The film’s highly comical opening sequence pays homage to the resilience of the local film industry, while acknowledging its increasing need for Chinese financing: two Hong Kong directors (played by Tsui Hark and Sammo Hung) and Roger put together an “act” to convince a mainland financier (Yu Dong, the Chinese co-producer of A Simple Life) to give them more money. Casting quintessential Hong Kong actors such as Anthony Wong and Paul Chun, or even bringing back mainland actress Qin Hailu to Hong Kong (where Liulian piao piao/Durian Durian gave her her first cinematic role in 2000) gives the film added local flavour, celebrating a golden moment in film history. Ah Tao’s benevolent survival in the nursing home becomes a figure of hope – that this moment in time may be preserved. As her state of health worsens, it becomes clear that what we see is not what we get – or at least is only the tip of an iceberg floating further and further away. No attempt is made to decipher the “background” or “psychology” of the people who appear, sometimes fleetingly; they only exist as fragments torn from the complex texture or an ever-vanishing present, and this is what makes them interesting. Even the personal life of people who know each other intimately remains a mystery to each other: Ah Tao’s and Roger’s sex lives stay off-screen, perfunctorily alluded to before one jumps to another, more important topic (what to eat, where to go next). Life never gives back what the passing of time took away. Maybe it was too late, from the beginning, from the moment this teenage girl arrived from her Chinese province into the alien territory of Hong Kong…

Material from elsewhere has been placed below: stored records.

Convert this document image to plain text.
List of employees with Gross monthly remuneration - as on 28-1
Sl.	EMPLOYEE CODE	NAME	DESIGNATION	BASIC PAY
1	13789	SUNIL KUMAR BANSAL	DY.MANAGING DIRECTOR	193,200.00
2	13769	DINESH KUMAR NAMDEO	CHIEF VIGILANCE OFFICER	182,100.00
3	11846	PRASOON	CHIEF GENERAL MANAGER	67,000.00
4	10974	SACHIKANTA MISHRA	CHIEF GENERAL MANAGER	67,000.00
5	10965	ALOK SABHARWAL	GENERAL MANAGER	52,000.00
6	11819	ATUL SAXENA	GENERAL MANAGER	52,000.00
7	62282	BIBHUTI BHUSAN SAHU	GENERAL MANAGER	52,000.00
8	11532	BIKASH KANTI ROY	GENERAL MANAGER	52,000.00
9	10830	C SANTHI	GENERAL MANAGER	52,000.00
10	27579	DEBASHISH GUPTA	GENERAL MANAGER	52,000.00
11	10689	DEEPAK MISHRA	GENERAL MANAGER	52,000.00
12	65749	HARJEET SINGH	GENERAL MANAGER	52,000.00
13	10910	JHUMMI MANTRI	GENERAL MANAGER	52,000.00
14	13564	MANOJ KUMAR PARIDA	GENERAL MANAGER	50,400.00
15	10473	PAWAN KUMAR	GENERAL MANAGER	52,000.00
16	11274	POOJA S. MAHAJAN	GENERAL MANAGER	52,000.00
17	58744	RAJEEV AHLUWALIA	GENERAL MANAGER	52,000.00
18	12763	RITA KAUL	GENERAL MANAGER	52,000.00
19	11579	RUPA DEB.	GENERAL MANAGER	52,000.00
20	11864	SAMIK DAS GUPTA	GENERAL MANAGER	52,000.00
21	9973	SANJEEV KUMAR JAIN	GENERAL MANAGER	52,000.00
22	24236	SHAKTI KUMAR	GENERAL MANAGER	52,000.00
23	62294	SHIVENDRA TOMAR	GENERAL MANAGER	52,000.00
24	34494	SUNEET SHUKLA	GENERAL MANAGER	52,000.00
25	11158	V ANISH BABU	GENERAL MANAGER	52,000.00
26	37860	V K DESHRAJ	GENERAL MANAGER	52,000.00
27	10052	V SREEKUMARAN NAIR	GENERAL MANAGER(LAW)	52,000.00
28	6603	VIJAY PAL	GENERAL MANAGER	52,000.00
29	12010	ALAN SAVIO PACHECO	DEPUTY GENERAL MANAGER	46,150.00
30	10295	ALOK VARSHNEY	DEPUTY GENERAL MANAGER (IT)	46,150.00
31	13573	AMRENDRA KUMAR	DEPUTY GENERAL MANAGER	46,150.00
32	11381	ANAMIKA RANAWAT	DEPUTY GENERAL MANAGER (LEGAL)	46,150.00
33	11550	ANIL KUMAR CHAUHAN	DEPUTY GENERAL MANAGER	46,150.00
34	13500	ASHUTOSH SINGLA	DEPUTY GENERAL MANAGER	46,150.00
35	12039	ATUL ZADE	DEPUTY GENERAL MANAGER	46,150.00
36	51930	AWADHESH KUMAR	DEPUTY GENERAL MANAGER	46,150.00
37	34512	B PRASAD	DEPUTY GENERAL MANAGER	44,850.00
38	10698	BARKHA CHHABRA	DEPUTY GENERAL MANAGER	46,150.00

What remains of “a simple life?” I am reminded of a short story by Robert Musil, in which he tries to capture the existence of a poor maidservant, Tonka, as “something that [was] like a little line scratched on the tablets of history?”(4) – but also of Juanita Moore’s sad reply to Lana Turner “you never asked… [if I had friends outside your family]” in Douglas Sirk’s Imitation of Life (1959). Class differences were never eradicated between Ah Tao and Roger, and, like many children, even after they grow up, he was used to taking for granted the love lavished on him by the woman who raised him. If Lee’s original story is an act of contrition, Hui’s film and Yip’s performance are Ah Tao’s vindication. And yes, even in its imperfections, love shines through. I have no doubt that Ah Tao loved Roger and Roger loved Ah Tao – and, at the end of the day, this is really what matters.

Small form, big form

As usual, Vancouver presented a generous offering of Chinese independent films. In Lao Tang tou (Shattered), Xu Tong continues his trilogy dedicated to people living on the margins of Chinese society, that started with the portrait of a prostitute in Mai shou (Wheat Harvest, 2008) and continued with Suan Ming (Fortune Teller, 2009). Here he follows Tang Caifeng, one of the clients of the fortune teller, as she visits her 80 year-old father, Tang Xinxin, in the Northeastern province of Heilongjiang. An energetic, loud-mouthed 40 year-old with a small jewel encrusted on her left nostril, Caifeng is ready to do anything to make a buck, from running an illegal brothel (for which she did some gaol time) to investing in an illegal mine. Her relationship with her father is complex, both physically and emotionally, as well as with her siblings and their spouses, who seem to be constantly quarrelling with each other and with the cantankerous Tang Xinxin. Having buried his wife of 53 years, produced three sons and three daughters, and not adverse to buying aphrodisiacs from a kind brothel owner in a nearby town, Old Man Tang has many memories to recall and mementoes to share – from the Japanese occupation to the implementation of Communism. Having become a member of the Party in 1948, he quit ten years later, because “The Nationwide Steel Production Campaign was a joke.” Truth is multi-faceted and contradictory: later he says that he quit after being fired from his factory job for taking time off to bring his infant daughter to the hospital. Xu Tong’s handheld camera captures this domestic kaleidoscope of emotions, family quibbles and recollections, sharing the life of his subjects without judging them. Shattered is another piece of the puzzle of the “alternative archive”(5) that Chinese digital cinema has been constructing in the last decade, de facto rewriting Chinese history from the point of view of the people who have lived it.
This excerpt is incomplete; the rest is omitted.